Graham Lloyd – Environment Editor – September 2, 2013

A new structure for long term planning to protect the Great Barrier Reef and increased funding to combat crown of thorns starfish will form the core of the Coalition’s reef policy to be announced today.

The opposition has already outlined a series of measures under its Reef 2050 plan including $5 million to protect turtle and dugongs.

But the Coalition is understood to have stopped short of banning the dumping of dredge spoils from port expansions or committing to UNESCO demands to limit industrial development along the Queensland coast.

Australians for Animals spokeswoman Sue Arnold welcomed the Coalition’s recognition of the threat posed by marine pests as a result of increased shipping, an issue she said had been overlooked by the federal government’s scientific panel looking into Gladstone Harbour, but she said too little attention had been paid to noise pollution from shipping and port developments.

” The bottom line is there has not been one mention of the impact of underwater noise by either party and while I think the Coalition is coming out with some really good things for the protection of turtles and dugongs, there are other issues that need attention,” Ms Arnold said.

” Protection of the Great Barrier Reef really is the Liberal Party heritage and the best thing they could do is call a royal commission into port development at Gladstone and learn from those mistakes.”

The Liberal Party policy launch is likely to mirror the priorities already set out by Labor, which last week outlined $137.3 m worth of spending focused on tackling farm nutrient run-off and crown of thorns eradication.  It will also include ” a long term structure for a more strategic protection plan”, a Coalition spokesman said.

Coalition environment spokesman Greg Hunt has been holding discussions with the Queensland government about strategic planning for port development and reef protection.

The Queensland Resource Council has estimated it would cost the Australian government an additional $8m a year to get on top of the latest crown of thorns starfish infestation on the reef.

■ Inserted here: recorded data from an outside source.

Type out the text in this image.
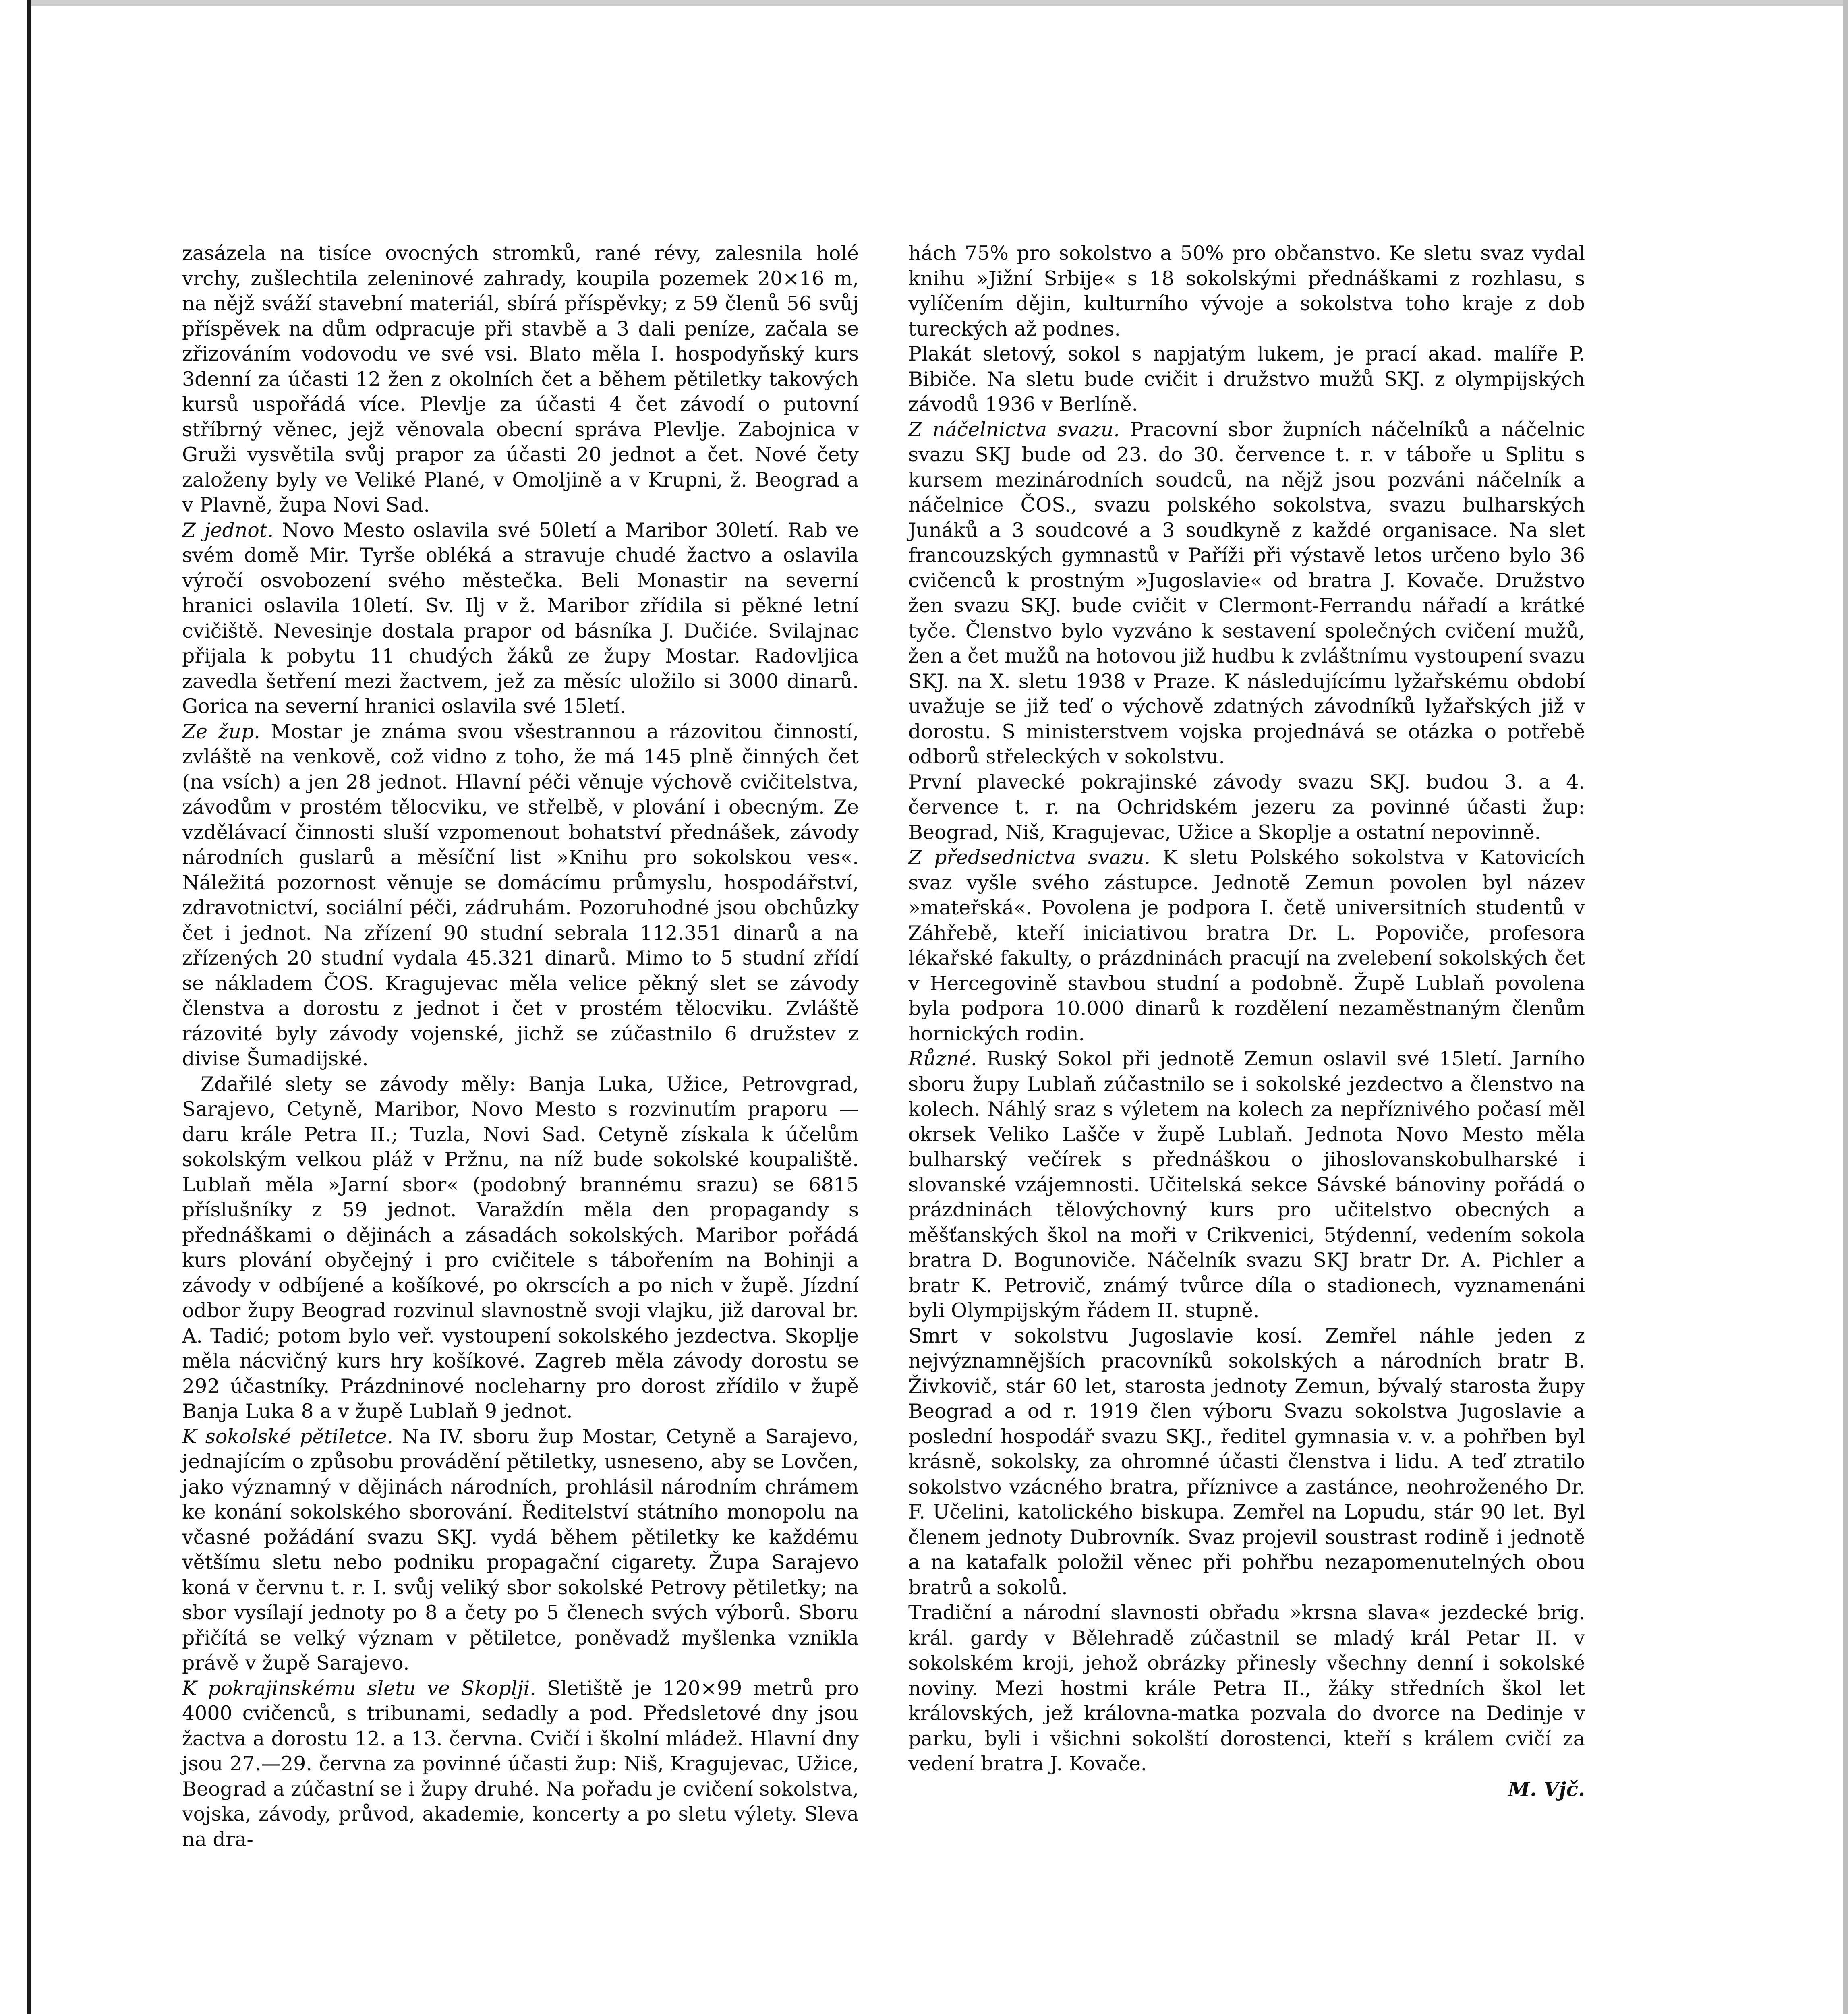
zasázela na tisíce ovocných stromků, rané révy, zalesnila holé vrchy, zušlechtila zeleninové zahrady, koupila pozemek 20×16 m, na nějž sváží stavební materiál, sbírá příspěvky; z 59 členů 56 svůj příspěvek na dům odpracuje při stavbě a 3 dali peníze, začala se zřizováním vodovodu ve své vsi. Blato měla I. hospodyňský kurs 3denní za účasti 12 žen z okolních čet a během pětiletky takových kursů uspořádá více. Plevlje za účasti 4 čet závodí o putovní stříbrný věnec, jejž věnovala obecní správa Plevlje. Zabojnica v Gruži vysvětila svůj prapor za účasti 20 jednot a čet. Nové čety založeny byly ve Veliké Plané, v Omoljině a v Krupni, ž. Beograd a v Plavně, župa Novi Sad.

Z jednot. Novo Mesto oslavila své 50letí a Maribor 30letí. Rab ve svém domě Mir. Tyrše obléká a stravuje chudé žactvo a oslavila výročí osvobození svého městečka. Beli Monastir na severní hranici oslavila 10letí. Sv. Ilj v ž. Maribor zřídila si pěkné letní cvičiště. Nevesinje dostala prapor od básníka J. Dučiće. Svilajnac přijala k pobytu 11 chudých žáků ze župy Mostar. Radovljica zavedla šetření mezi žactvem, jež za měsíc uložilo si 3000 dinarů. Gorica na severní hranici oslavila své 15letí.

Ze žup. Mostar je známa svou všestrannou a rázovitou činností, zvláště na venkově, což vidno z toho, že má 145 plně činných čet (na vsích) a jen 28 jednot. Hlavní péči věnuje výchově cvičitelstva, závodům v prostém tělocviku, ve střelbě, v plování i obecným. Ze vzdělávací činnosti sluší vzpomenout bohatství přednášek, závody národních guslarů a měsíční list »Knihu pro sokolskou ves«. Náležitá pozornost věnuje se domácímu průmyslu, hospodářství, zdravotnictví, sociální péči, zádruhám. Pozoruhodné jsou obchůzky čet i jednot. Na zřízení 90 studní sebrala 112.351 dinarů a na zřízených 20 studní vydala 45.321 dinarů. Mimo to 5 studní zřídí se nákladem ČOS. Kragujevac měla velice pěkný slet se závody členstva a dorostu z jednot i čet v prostém tělocviku. Zvláště rázovité byly závody vojenské, jichž se zúčastnilo 6 družstev z divise Šumadijské.

Zdařilé slety se závody měly: Banja Luka, Užice, Petrovgrad, Sarajevo, Cetyně, Maribor, Novo Mesto s rozvinutím praporu — daru krále Petra II.; Tuzla, Novi Sad. Cetyně získala k účelům sokolským velkou pláž v Pržnu, na níž bude sokolské koupaliště. Lublaň měla »Jarní sbor« (podobný brannému srazu) se 6815 příslušníky z 59 jednot. Varaždín měla den propagandy s přednáškami o dějinách a zásadách sokolských. Maribor pořádá kurs plování obyčejný i pro cvičitele s tábořením na Bohinji a závody v odbíjené a košíkové, po okrscích a po nich v župě. Jízdní odbor župy Beograd rozvinul slavnostně svoji vlajku, již daroval br. A. Tadić; potom bylo veř. vystoupení sokolského jezdectva. Skoplje měla nácvičný kurs hry košíkové. Zagreb měla závody dorostu se 292 účastníky. Prázdninové nocleharny pro dorost zřídilo v župě Banja Luka 8 a v župě Lublaň 9 jednot.

K sokolské pětiletce. Na IV. sboru žup Mostar, Cetyně a Sarajevo, jednajícím o způsobu provádění pětiletky, usneseno, aby se Lovčen, jako významný v dějinách národních, prohlásil národním chrámem ke konání sokolského sborování. Ředitelství státního monopolu na včasné požádání svazu SKJ. vydá během pětiletky ke každému většímu sletu nebo podniku propagační cigarety. Župa Sarajevo koná v červnu t. r. I. svůj veliký sbor sokolské Petrovy pětiletky; na sbor vysílají jednoty po 8 a čety po 5 členech svých výborů. Sboru přičítá se velký význam v pětiletce, poněvadž myšlenka vznikla právě v župě Sarajevo.

K pokrajinskému sletu ve Skoplji. Sletiště je 120×99 metrů pro 4000 cvičenců, s tribunami, sedadly a pod. Předsletové dny jsou žactva a dorostu 12. a 13. června. Cvičí i školní mládež. Hlavní dny jsou 27.—29. června za povinné účasti žup: Niš, Kragujevac, Užice, Beograd a zúčastní se i župy druhé. Na pořadu je cvičení sokolstva, vojska, závody, průvod, akademie, koncerty a po sletu výlety. Sleva na dra-

hách 75% pro sokolstvo a 50% pro občanstvo. Ke sletu svaz vydal knihu »Jižní Srbije« s 18 sokolskými přednáškami z rozhlasu, s vylíčením dějin, kulturního vývoje a sokolstva toho kraje z dob tureckých až podnes.

Plakát sletový, sokol s napjatým lukem, je prací akad. malíře P. Bibiče. Na sletu bude cvičit i družstvo mužů SKJ. z olympijských závodů 1936 v Berlíně.

Z náčelnictva svazu. Pracovní sbor župních náčelníků a náčelnic svazu SKJ bude od 23. do 30. července t. r. v táboře u Splitu s kursem mezinárodních soudců, na nějž jsou pozváni náčelník a náčelnice ČOS., svazu polského sokolstva, svazu bulharských Junáků a 3 soudcové a 3 soudkyně z každé organisace. Na slet francouzských gymnastů v Paříži při výstavě letos určeno bylo 36 cvičenců k prostným »Jugoslavie« od bratra J. Kovače. Družstvo žen svazu SKJ. bude cvičit v Clermont-Ferrandu nářadí a krátké tyče. Členstvo bylo vyzváno k sestavení společných cvičení mužů, žen a čet mužů na hotovou již hudbu k zvláštnímu vystoupení svazu SKJ. na X. sletu 1938 v Praze. K následujícímu lyžařskému období uvažuje se již teď o výchově zdatných závodníků lyžařských již v dorostu. S ministerstvem vojska projednává se otázka o potřebě odborů střeleckých v sokolstvu.

První plavecké pokrajinské závody svazu SKJ. budou 3. a 4. července t. r. na Ochridském jezeru za povinné účasti žup: Beograd, Niš, Kragujevac, Užice a Skoplje a ostatní nepovinně.

Z předsednictva svazu. K sletu Polského sokolstva v Katovicích svaz vyšle svého zástupce. Jednotě Zemun povolen byl název »mateřská«. Povolena je podpora I. četě universitních studentů v Záhřebě, kteří iniciativou bratra Dr. L. Popoviče, profesora lékařské fakulty, o prázdninách pracují na zvelebení sokolských čet v Hercegovině stavbou studní a podobně. Župě Lublaň povolena byla podpora 10.000 dinarů k rozdělení nezaměstnaným členům hornických rodin.

Různé. Ruský Sokol při jednotě Zemun oslavil své 15letí. Jarního sboru župy Lublaň zúčastnilo se i sokolské jezdectvo a členstvo na kolech. Náhlý sraz s výletem na kolech za nepříznivého počasí měl okrsek Veliko Lašče v župě Lublaň. Jednota Novo Mesto měla bulharský večírek s přednáškou o jihoslovanskobulharské i slovanské vzájemnosti. Učitelská sekce Sávské bánoviny pořádá o prázdninách tělovýchovný kurs pro učitelstvo obecných a měšťanských škol na moři v Crikvenici, 5týdenní, vedením sokola bratra D. Bogunoviče. Náčelník svazu SKJ bratr Dr. A. Pichler a bratr K. Petrovič, známý tvůrce díla o stadionech, vyznamenáni byli Olympijským řádem II. stupně.

Smrt v sokolstvu Jugoslavie kosí. Zemřel náhle jeden z nejvýznamnějších pracovníků sokolských a národních bratr B. Živkovič, stár 60 let, starosta jednoty Zemun, bývalý starosta župy Beograd a od r. 1919 člen výboru Svazu sokolstva Jugoslavie a poslední hospodář svazu SKJ., ředitel gymnasia v. v. a pohřben byl krásně, sokolsky, za ohromné účasti členstva i lidu. A teď ztratilo sokolstvo vzácného bratra, příznivce a zastánce, neohroženého Dr. F. Učelini, katolického biskupa. Zemřel na Lopudu, stár 90 let. Byl členem jednoty Dubrovník. Svaz projevil soustrast rodině i jednotě a na katafalk položil věnec při pohřbu nezapomenutelných obou bratrů a sokolů.

Tradiční a národní slavnosti obřadu »krsna slava« jezdecké brig. král. gardy v Bělehradě zúčastnil se mladý král Petar II. v sokolském kroji, jehož obrázky přinesly všechny denní i sokolské noviny. Mezi hostmi krále Petra II., žáky středních škol let královských, jež královna-matka pozvala do dvorce na Dedinje v parku, byli i všichni sokolští dorostenci, kteří s králem cvičí za vedení bratra J. Kovače.

M. Vjč.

” Experts from James Cook University have said if five dive boats could be dedicated to starfish eradication, there would be a serious chance of getting on top of the current infestation,” QRC chief executive Michael Roche said.

“At the moment, there is one boat with committed funding of 42m a year over the next two years.”

Last year, the Australian Institute of Marine Science found that the Great Barrier Reef has lost half its coral cover over the past 27 years with crown of thorns starfish responsible for 42%, cyclones and storms 48% and coral bleaching 10%.